Samenvattend, multiple sclerose is een relatief veel voorkomende neurologische aandoening met variabele presentaties en een enigszins onvoorspelbaar verloop van de progressie. Voor de definitieve diagnose van MS is nog steeds klinisch bewijs nodig van multifocale neurologische stoornissen die verspreid zijn in tijd en ruimte. Hoewel het onderzoek voortgaat met het verfijnen van markers en tests die tot een vroegere diagnose zullen leiden, zijn er vaak onzekerheden over individuele gevallen met betrekking tot de diagnose en vroegtijdige behandeling. Naarmate we meer behandelingsmogelijkheden ontwikkelen, zal het steeds belangrijker blijven om een evenwicht te vinden tussen de noodzaak van een vroege diagnose en de nauwkeurigheid van een dergelijke diagnose.

  • Ethiek/praktijk,
  • Evidence-based practice/Effectiveness
  1. Noseworthy JH, Lucchinetti C, Rodriguez M, Weinshenker BG. Multiple sclerose. New Engl J Med. 2000;343(13):938-952.

  2. Rolak LA. Pathofysiologie en klinische kenmerken van multiple sclerose. In: Samuels MA, Feske SK, eds. Office Practice of Neurologie. 2nd ed. Philadelphia, Pa: Churchill Livingstone. 2003: 408-410.

  3. Willer CJ, Ebers GC. Susceptibility to multiple sclerosis: wisselwerking tussen genen en omgeving. Curr Opin Neurol. 2000;13(3):241-247.
  4. Leary SM, Porter B, Thompson AJ. Multiple Sclerosis: diagnosis and the management of acute relapses. Postgrad Med J. 2005;81(955):302-308.
  5. Miller D, Barkhof F, Montalban X, Thompson A, Filippi M. Clinically isolated syndromes suggestive of multiple sclerosis, part I: natural history, pathogenesis, diagnosis, and prognosis. Lancet Neurol. 2005;4(5):281-288.
  6. Miller D, Barkhof F, Montalban X, Thompson A, Filippi M. Clinically isolated syndromes suggestive of multiple sclerosis, part II: non-conventional MRI, recovery processes, and management. Lancet Neurol. 2005;4(6):341-348.
  7. Confavreux C, Vukusic S, Moreau T, Adeleine P. Relapses and progression of disability in multiple sclerosis. New Engl J Med. 2000;343(20):1430-1438.
  8. McDonald WI, Compston A, Edan G, et al. Recommended diagnostic criteria for multiple sclerosis: guidelines from the International Panel on the Diagnosis of Multiple Sclerosis. Ann Neurol. 2001;50(1):121-127.

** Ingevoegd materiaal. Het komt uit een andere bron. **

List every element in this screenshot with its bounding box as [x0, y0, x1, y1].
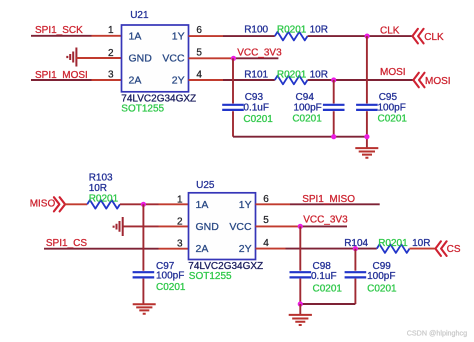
svg-text:SOT1255: SOT1255: [189, 271, 232, 282]
capacitor C95: [356, 105, 378, 110]
resistor R103: [87, 200, 120, 209]
svg-text:C0201: C0201: [243, 114, 273, 125]
svg-text:SPI1_SCK: SPI1_SCK: [35, 25, 83, 36]
svg-text:CSDN @hlpinghcg: CSDN @hlpinghcg: [407, 328, 467, 337]
wire C93 to ground rail: [232, 111, 234, 137]
svg-text:10R: 10R: [412, 238, 430, 249]
off-page connector CS: [435, 241, 446, 256]
svg-text:R0201: R0201: [89, 193, 119, 204]
wire R100 to CLK port: [308, 35, 412, 37]
wire C99 to ground rail: [354, 279, 356, 304]
capacitor C98: [290, 272, 312, 277]
resistor R101: [275, 76, 308, 85]
svg-text:C0201: C0201: [313, 283, 343, 294]
ground stem (bottom): [299, 304, 301, 315]
svg-text:1: 1: [108, 25, 114, 36]
svg-text:4: 4: [196, 70, 202, 81]
wire C95 to ground rail: [366, 111, 368, 148]
svg-text:C0201: C0201: [156, 282, 186, 293]
ground rail (top): [233, 136, 367, 138]
svg-text:5: 5: [263, 215, 269, 226]
wire U25 pin 6 SPI1_MISO: [256, 203, 291, 205]
svg-text:CLK: CLK: [424, 32, 444, 43]
svg-text:R104: R104: [344, 238, 368, 249]
wire VCC node to C98: [299, 226, 301, 270]
svg-text:VCC: VCC: [162, 53, 185, 65]
svg-text:3: 3: [108, 70, 114, 81]
svg-text:MOSI: MOSI: [380, 67, 406, 78]
wire SPI1_CS to U25 pin 3: [44, 248, 159, 250]
junction MOSI / C94: [331, 77, 336, 82]
svg-text:100pF: 100pF: [156, 271, 184, 282]
wire MISO to R103: [65, 203, 88, 205]
svg-text:R0201: R0201: [277, 25, 307, 36]
ground (sideways) at U21 pin 2: [67, 48, 76, 67]
svg-text:C0201: C0201: [292, 114, 322, 125]
capacitor C94: [323, 105, 345, 110]
svg-text:1: 1: [177, 194, 183, 205]
svg-text:10R: 10R: [310, 70, 328, 81]
wire ground to U21 pin 2: [76, 57, 121, 59]
svg-text:SPI1_CS: SPI1_CS: [46, 238, 87, 249]
wire U21 pin 5 (VCC_3V3): [189, 57, 234, 59]
ground rail (bottom): [300, 303, 355, 305]
svg-text:MOSI: MOSI: [425, 76, 451, 87]
svg-text:10R: 10R: [310, 25, 328, 36]
wire C98 to ground rail: [299, 279, 301, 304]
wire SPI1_SCK to U21 pin 1: [31, 35, 92, 37]
svg-text:CLK: CLK: [380, 26, 400, 37]
ground (sideways) at U25 pin 2: [114, 217, 123, 236]
svg-text:1A: 1A: [129, 31, 142, 43]
wire ground to U25 pin 2: [123, 225, 159, 227]
off-page connector CLK: [412, 29, 423, 44]
junction VCC_3V3 / C98: [298, 224, 303, 229]
svg-text:1A: 1A: [196, 199, 209, 211]
wire C97 to ground: [142, 279, 144, 305]
wire MOSI node to C94: [333, 80, 335, 104]
svg-text:R100: R100: [244, 25, 268, 36]
svg-text:3: 3: [177, 238, 183, 249]
svg-text:100pF: 100pF: [378, 102, 406, 113]
svg-text:R101: R101: [244, 70, 268, 81]
wire CS node to C99: [354, 249, 356, 271]
junction C94 / rail: [331, 134, 336, 139]
junction CS / C99: [353, 246, 358, 251]
svg-text:2Y: 2Y: [239, 243, 252, 255]
wire CLK node to C95: [366, 36, 368, 103]
wire U21 pin 6 to R100: [189, 35, 224, 37]
capacitor C99: [345, 272, 367, 277]
junction MISO / C97: [141, 202, 146, 207]
svg-text:CS: CS: [447, 244, 461, 255]
svg-text:100pF: 100pF: [367, 271, 395, 282]
svg-text:MISO: MISO: [30, 198, 56, 209]
capacitor C93: [222, 105, 244, 110]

  9. Polman CH, Reingold SC, Edan G, et al. Diagnostische criteria voor multiple sclerose: 2005 revisies van de “McDonald Criteria.” Ann Neurol. 2005;58(6):840-846.

  10. Poser CM. De diagnose en behandeling van multiple sclerose. Acta Neurol Scand. 2005;112(3):199-201.
  11. Freedman MS, Thompson EJ, Deisenhammer F. Recommended standard of cerebrospinal fluid analysis in the diagnosis of multiple sclerosis: a consensus statement. Arch Neurol. 2005;62(6):865-870.
  12. Gronseth GS, Ashman EJ. Practice parameter: the usefulness of evoked potentials in identifying clinically silent lesions in patients with suspected multiple sclerosis (an evidence-based review): Rapport van de Subcommissie Kwaliteitsnormen van de American Academy of Neurology. Neurology. 2000;54(9):1720-1725.

Geef een antwoord

Het e-mailadres wordt niet gepubliceerd.